# Heaters



## trailblazer295 (Mar 7, 2010)

Looking to replace my currently unknown age and I think a BA brand heater(matches looks of BA heater on website) with a newer and easier to dial in one. What brands have you had good/bad experiences with? I am strongly considering a Jager one after the positive responses I've heard so far.

Thanks


----------



## Darkblade48 (Jan 28, 2008)

The Marineland stealth heaters are pretty good, as are the Ebo Jager ones.


----------



## trailblazer295 (Mar 7, 2010)

I'm a bit leary of the stealths at the moment, I've seen a few threads on two different forums with the stealths cooking there fish.


----------



## Chris S (Dec 19, 2007)

I've always been a big fan of the ebo-jagers, except the recent bunch I got (~24 or so heaters) were very odd, in that it took about 2 months for them to "break in". They were wonky for so long, I thought they were broken.
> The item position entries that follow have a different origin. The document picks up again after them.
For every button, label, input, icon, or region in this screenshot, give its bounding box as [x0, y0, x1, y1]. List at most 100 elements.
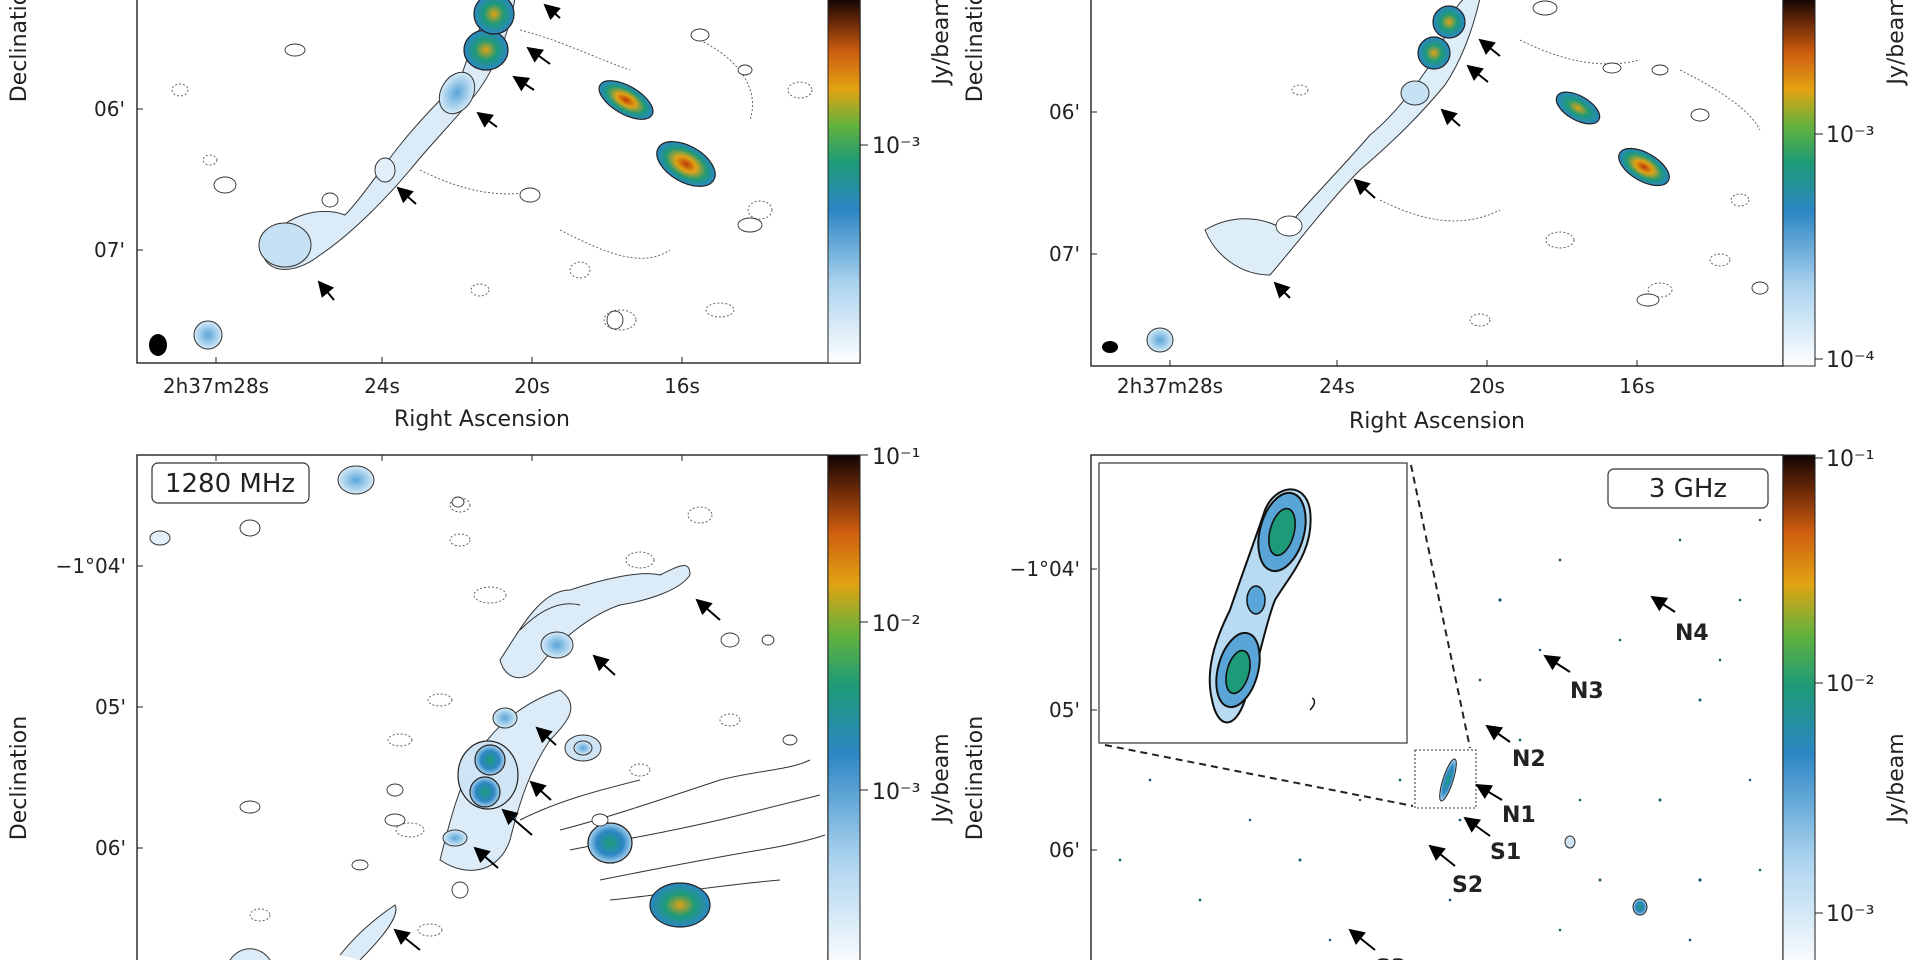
- dec-tick-label: 06': [94, 97, 125, 121]
- colorbar: [1782, 454, 1816, 960]
- positive-contours: [239, 496, 798, 899]
- colorbar-tick-label: 10⁻²: [1826, 672, 1874, 697]
- colorbar: [827, 0, 861, 364]
- panel-bottom-right: N4 N3 N2 N1 S1 S2 S3 3 GHz −1°04' 05' 06…: [963, 447, 1909, 960]
- tick-marks: [137, 108, 683, 363]
- radio-jet-emission: [339, 904, 397, 960]
- source-label-s2: S2: [1452, 873, 1483, 898]
- colorbar-tick-label: 10⁻³: [872, 780, 920, 805]
- colorbar-tick-label: 10⁻³: [872, 134, 920, 159]
- panel-top-right: 2h37m28s 24s 20s 16s 06' 07' Right Ascen…: [963, 0, 1909, 434]
- beam-ellipse: [149, 334, 167, 356]
- dec-tick-label: −1°04': [56, 554, 126, 578]
- source-blob: [587, 822, 633, 864]
- source-blob: [149, 530, 171, 546]
- dec-tick-label: 07': [94, 238, 125, 262]
- tick-marks: [137, 455, 683, 849]
- zoom-region: [1414, 749, 1477, 809]
- annotation-arrows: [1273, 38, 1501, 299]
- colorbar-label: Jy/beam: [929, 733, 954, 824]
- colorbar-tick-label: 10⁻³: [1826, 123, 1874, 148]
- y-axis-label: Declination: [963, 716, 988, 840]
- source-label-n4: N4: [1675, 621, 1709, 646]
- source-blob: [239, 519, 261, 537]
- source-blob: [374, 157, 396, 183]
- source-blob: [598, 80, 654, 120]
- source-blob: [463, 29, 509, 71]
- ra-tick-label: 2h37m28s: [163, 374, 269, 398]
- source-blob: [1400, 80, 1430, 106]
- ra-tick-label: 24s: [1319, 374, 1355, 398]
- source-blob: [1632, 898, 1648, 916]
- source-blob: [492, 707, 518, 729]
- panel-bottom-left: 1280 MHz −1°04' 05' 06' Declination 10⁻¹…: [7, 445, 954, 960]
- source-blob: [258, 222, 312, 268]
- noise-speckles: [1118, 498, 1762, 942]
- inset-zoom: [1098, 462, 1408, 744]
- panel-top-left: 2h37m28s 24s 20s 16s 06' 07' Right Ascen…: [7, 0, 954, 432]
- source-blob: [1564, 835, 1576, 849]
- tick-marks: [1091, 568, 1097, 851]
- frequency-label: 3 GHz: [1649, 474, 1727, 504]
- zoom-connector: [1410, 464, 1471, 749]
- source-blob: [1146, 327, 1174, 353]
- ra-tick-label: 20s: [514, 374, 550, 398]
- source-label-n1: N1: [1502, 803, 1536, 828]
- source-label-n3: N3: [1570, 679, 1604, 704]
- colorbar: [1782, 0, 1816, 367]
- y-axis-label: Declination: [963, 0, 988, 102]
- colorbar-tick-label: 10⁻⁴: [1826, 348, 1875, 373]
- y-axis-label: Declination: [7, 716, 32, 840]
- annotation-arrows: [317, 3, 561, 301]
- inset-lobe-south-core: [1225, 649, 1251, 695]
- dec-tick-label: 06': [95, 836, 126, 860]
- source-blob: [473, 0, 515, 35]
- tick-marks: [1091, 111, 1638, 366]
- source-blob: [1432, 5, 1466, 39]
- x-axis-label: Right Ascension: [1349, 409, 1525, 434]
- source-label-s1: S1: [1490, 840, 1521, 865]
- source-blob: [442, 829, 468, 847]
- radio-jet-emission: [229, 948, 271, 960]
- frequency-label-box: [151, 462, 310, 504]
- dec-tick-label: 06': [1049, 838, 1080, 862]
- positive-contours: [1275, 0, 1769, 307]
- inset-core: [1246, 585, 1266, 615]
- annotation-arrows: [393, 598, 721, 951]
- source-blob: [1555, 91, 1601, 125]
- source-blob: [656, 141, 716, 187]
- dec-tick-label: −1°04': [1010, 557, 1080, 581]
- frequency-label: 1280 MHz: [165, 469, 295, 499]
- ra-tick-label: 16s: [664, 374, 700, 398]
- source-blob: [573, 740, 593, 756]
- source-blob: [1417, 36, 1451, 70]
- negative-contours: [249, 497, 741, 937]
- dec-tick-label: 07': [1049, 242, 1080, 266]
- dec-tick-label: 06': [1049, 100, 1080, 124]
- plot-frame: [136, 454, 829, 960]
- ra-tick-label: 2h37m28s: [1117, 374, 1223, 398]
- colorbar-label: Jy/beam: [929, 0, 954, 87]
- colorbar: [827, 454, 861, 960]
- annotation-arrows: [1348, 595, 1676, 951]
- colorbar-tick-label: 10⁻¹: [872, 445, 920, 470]
- beam-ellipse: [1102, 341, 1118, 353]
- ra-tick-label: 20s: [1469, 374, 1505, 398]
- source-label-s3: S3: [1375, 956, 1406, 960]
- x-axis-label: Right Ascension: [394, 407, 570, 432]
- zoom-connector: [1104, 744, 1414, 807]
- inset-lobe-north-core: [1268, 507, 1296, 557]
- y-axis-label: Declination: [7, 0, 32, 102]
- source-blob: [193, 320, 223, 350]
- ra-tick-label: 24s: [364, 374, 400, 398]
- negative-contours: [1291, 39, 1761, 327]
- source-blob: [337, 465, 375, 495]
- source-blob: [469, 776, 501, 808]
- source-blob: [1439, 758, 1457, 802]
- source-blob: [649, 882, 711, 928]
- positive-contours: [213, 28, 763, 330]
- source-blob: [474, 744, 506, 776]
- frequency-label-box: [1607, 468, 1769, 509]
- source-labels: N4 N3 N2 N1 S1 S2 S3: [1375, 621, 1709, 960]
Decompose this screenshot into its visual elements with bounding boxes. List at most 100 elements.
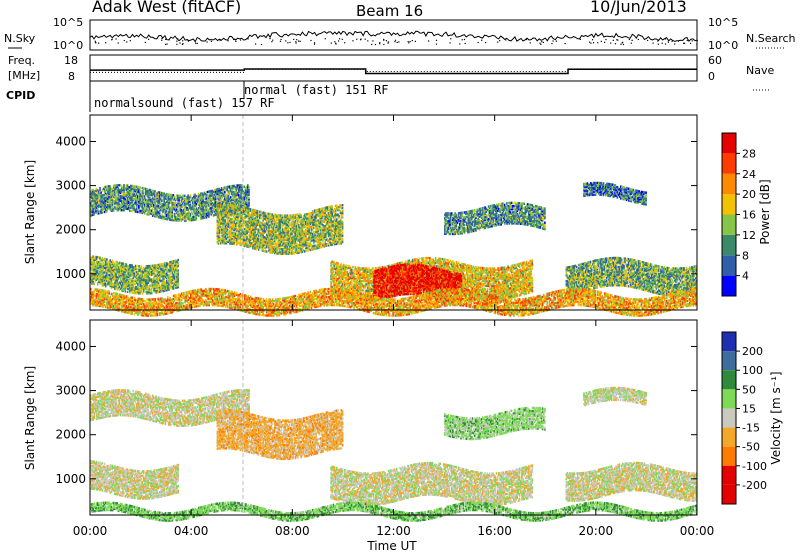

They work fine now though.


----------



## UnderTheSea (Jun 2, 2008)

Ebo-jagers are what we recommend to our customers. Always go with 2 at a smaller wattage.


----------



## trailblazer295 (Mar 7, 2010)

So your saying for a 30g I need 2 50w???


----------



## AquariAM (Jan 28, 2010)

trailblazer295 said:


> So your saying for a 30g I need 2 50w???


Disagree. Get a 150 Jager and you'll be good.


----------



## BillD (Jun 5, 2006)

AquariAM said:


> Disagree. Get a 150 Jager and you'll be good.


Once again you are wrong. An over rated heater, will cook fish if it fails in the on position, which seems to be typical, if the various posts on a number of forums would indicate. And Jaegers have cooked fish.


----------



## AquariAM (Jan 28, 2010)

BillD said:


> Once again you are wrong. An over rated heater, will cook fish if it fails in the on position, which seems to be typical, if the various posts on a number of forums would indicate. And Jaegers have cooked fish.


Once again? 
I'm never wrong


----------



## BillD (Jun 5, 2006)

You can change your name but you are still the same Pablo. I thought you were banned.


----------



## AquariAM (Jan 28, 2010)

BillD said:


> You can change your name but you are still the same Pablo. I thought you were banned.


You can say what you want, but holding grudges for 2 years + is pretty damn sad. I was banned. Now I'm back. Hi.


----------



## BillD (Jun 5, 2006)

What were you holding a grudge for and with whom?


----------



## Chris S (Dec 19, 2007)

Yea, yea. Take it to PM`s if you guys wanna bicker =D


----------



## AquariAM (Jan 28, 2010)

BillD said:


> What were you holding a grudge for and with whom?


That's not really funny.


----------



## KhuliLoachFan (Mar 8, 2008)

I have cooked a few tanks now with filters locked on. I'm gonna go with ONE 50W per 20g, and 100W in my 50g or 75g. I wish there was a cheap device that would beep at me when things are thermally out-of-whack.

W


----------